Les Chroniques de Sire Jean Froissart/Livre I, Partie I/Chapitre CCLVI

Livre I. — Partie I. [1346]

CHAPITRE CCLVI.


Comment ceux d’Angoulême se rendirent au duc de Normandie ; et puis conquit le châtel de Damassan ; et comment ceux de Tonneins se rendirent ; et puis prit le port Sainte-Marie.


Quand vint lendemain du jour de la Purification Notre-Dame, les bourgeois d’Angoulême se trairent ensemble en conseil, pour savoir comment ils se maintiendroient. Tout considéré, ils eurent conseil et avis qu’ils se rendroient et mettroient en l’obéissance du duc de Normandie, ainsi que devant. Si envoyèrent en l’ost devers le dit duc de Normandie certains traiteurs, qui exploitèrent si bien que le duc les prit à merci et leur pardonna son mautalent, et entra dedans la cité et au châtel, et reçut la foi et hommage de ceux d’Angoulême. Si y établit le duc un chevalier des siens à capitaine, qui se nommoit Antoine de Villiers, et cent soudoyers avec lui, pour mieux garder la cité et le châtel que du temps passé n’avoit été.
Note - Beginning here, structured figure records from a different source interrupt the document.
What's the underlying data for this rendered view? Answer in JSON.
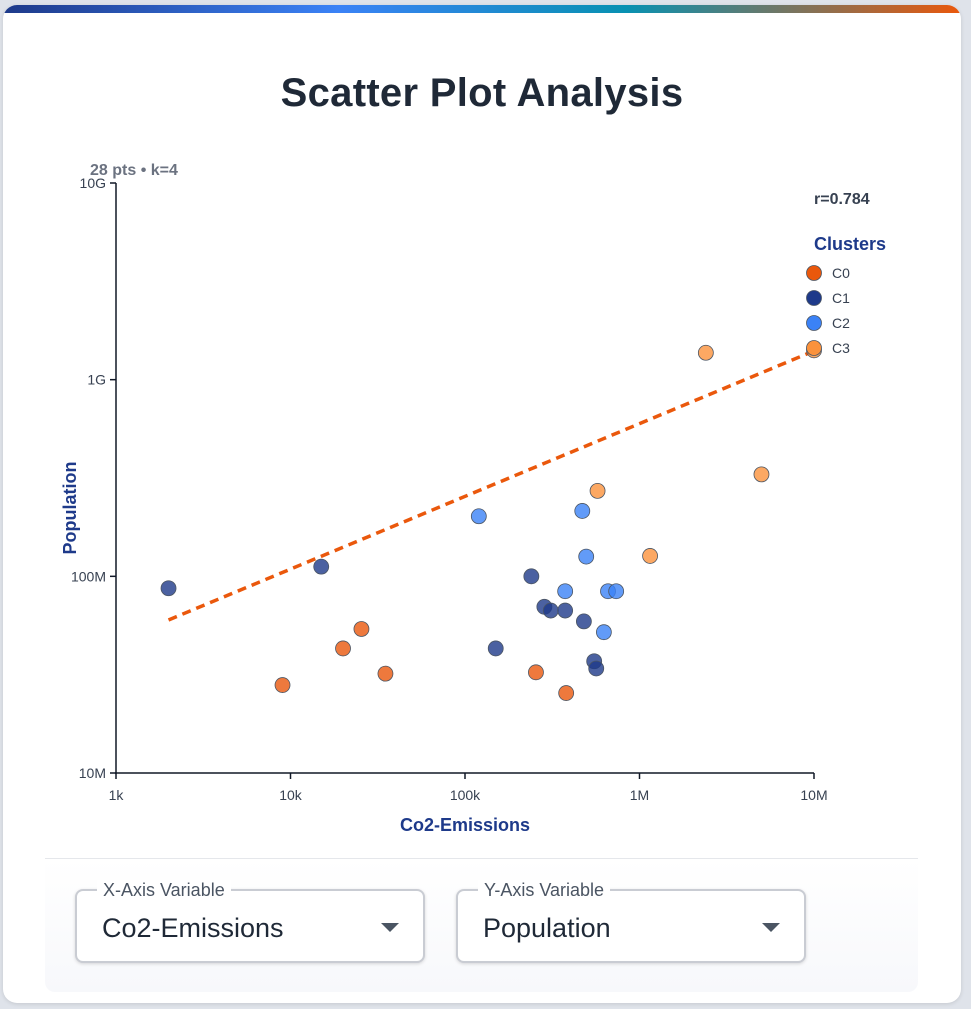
{
  "title": "Scatter Plot Analysis",
  "controls": {
    "x_axis": {
      "label": "X-Axis Variable",
      "value": "Co2-Emissions"
    },
    "y_axis": {
      "label": "Y-Axis Variable",
      "value": "Population"
    }
  },
  "chart_data": {
    "type": "scatter",
    "info": "28 pts • k=4",
    "correlation_label": "r=0.784",
    "xlabel": "Co2-Emissions",
    "ylabel": "Population",
    "x_scale": "log",
    "y_scale": "log",
    "xlim": [
      1000,
      10000000
    ],
    "ylim": [
      10000000,
      10000000000
    ],
    "x_ticks": [
      {
        "value": 1000,
        "label": "1k"
      },
      {
        "value": 10000,
        "label": "10k"
      },
      {
        "value": 100000,
        "label": "100k"
      },
      {
        "value": 1000000,
        "label": "1M"
      },
      {
        "value": 10000000,
        "label": "10M"
      }
    ],
    "y_ticks": [
      {
        "value": 10000000,
        "label": "10M"
      },
      {
        "value": 100000000,
        "label": "100M"
      },
      {
        "value": 1000000000,
        "label": "1G"
      },
      {
        "value": 10000000000,
        "label": "10G"
      }
    ],
    "legend": {
      "title": "Clusters",
      "position": "top-right"
    },
    "grid": false,
    "trendline": {
      "color": "#ea580c",
      "style": "dashed",
      "start": {
        "x": 2000,
        "y": 60000000
      },
      "end": {
        "x": 10000000,
        "y": 1400000000
      }
    },
    "clusters": [
      {
        "name": "C0",
        "color": "#ea580c",
        "points": [
          {
            "x": 9000,
            "y": 28000000
          },
          {
            "x": 20000,
            "y": 43000000
          },
          {
            "x": 25500,
            "y": 54000000
          },
          {
            "x": 35000,
            "y": 32000000
          },
          {
            "x": 255000,
            "y": 32500000
          },
          {
            "x": 380000,
            "y": 25500000
          }
        ]
      },
      {
        "name": "C1",
        "color": "#1e3a8a",
        "points": [
          {
            "x": 2000,
            "y": 87000000
          },
          {
            "x": 15000,
            "y": 112000000
          },
          {
            "x": 150000,
            "y": 43000000
          },
          {
            "x": 240000,
            "y": 100000000
          },
          {
            "x": 285000,
            "y": 70000000
          },
          {
            "x": 310000,
            "y": 67000000
          },
          {
            "x": 375000,
            "y": 67000000
          },
          {
            "x": 480000,
            "y": 59000000
          },
          {
            "x": 550000,
            "y": 37000000
          },
          {
            "x": 565000,
            "y": 34000000
          }
        ]
      },
      {
        "name": "C2",
        "color": "#3b82f6",
        "points": [
          {
            "x": 120000,
            "y": 202000000
          },
          {
            "x": 375000,
            "y": 84000000
          },
          {
            "x": 470000,
            "y": 215000000
          },
          {
            "x": 495000,
            "y": 126000000
          },
          {
            "x": 625000,
            "y": 52000000
          },
          {
            "x": 660000,
            "y": 84000000
          },
          {
            "x": 735000,
            "y": 84000000
          }
        ]
      },
      {
        "name": "C3",
        "color": "#fb923c",
        "points": [
          {
            "x": 575000,
            "y": 272000000
          },
          {
            "x": 1150000,
            "y": 127000000
          },
          {
            "x": 2400000,
            "y": 1370000000
          },
          {
            "x": 5000000,
            "y": 330000000
          },
          {
            "x": 10000000,
            "y": 1410000000
          }
        ]
      }
    ]
  }
}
Après ces ordonnances se délogea le duc, et se traist devers le châtel de Damassan ; et y sist le duc quinze jours devant ainçois qu’il le pût avoir ; et ne fut jour qu’il n’y eût assaut. Finablement il fut conquis, et tous ceux qui étoient dedans, Anglois et Gascons, morts. Si le donna le duc, et toute la châtellerie, à un écuyer de Beauce, appert homme d’arme malement, qui s’appeloît le Borgne de Milli. Et après vint le duc de Normandie devant Tonneins qui siéd sur la rivière de Garonne ; et là trouvèrent bien garni et pourvu d’Anglois et de Gascons, qui le gardèrent et défendirent vassalement un grand temps ; et y avoit presque tous les jours assaut et escarmouche. Tant y fut le duc, et contraignit ceux de dedans, qu’ils se rendirent par composition, saufs leurs corps et leurs biens ; et les devoit le duc faire conduire jusques à Bordeaux sur son péril. Ainsi se partirent les compagnons étrangers ; mais ceux de la ville demeurèrent en l’obéissance du duc de Normandie. Et se tint là le dit duc et tout son ost sur la rivière de Garonne jusques après Pâques[1], qu’ils se délogèrent et se trairent devers le port Sainte-Marie, sur cette même rivière. Et là avoit environ deux cents Anglois et Gascons qui gardoient la ville et le passage, et l’avoient fortifié grandement ; mais ils furent tellement assaillis que ils furent pris par force, et tous ceux qui dedans étoient. Si le réparèrent et rafraîchirent de nouveau de gens d’armes, et puis s’en partirent les François et chevauchèrent devers Aiguillon.

  1. Pâques était cette année le 16 avril : ce fut donc vers la fin de ce mois, ou au commencement de mai que le duc de Normandie mit le siége devant Aiguillon.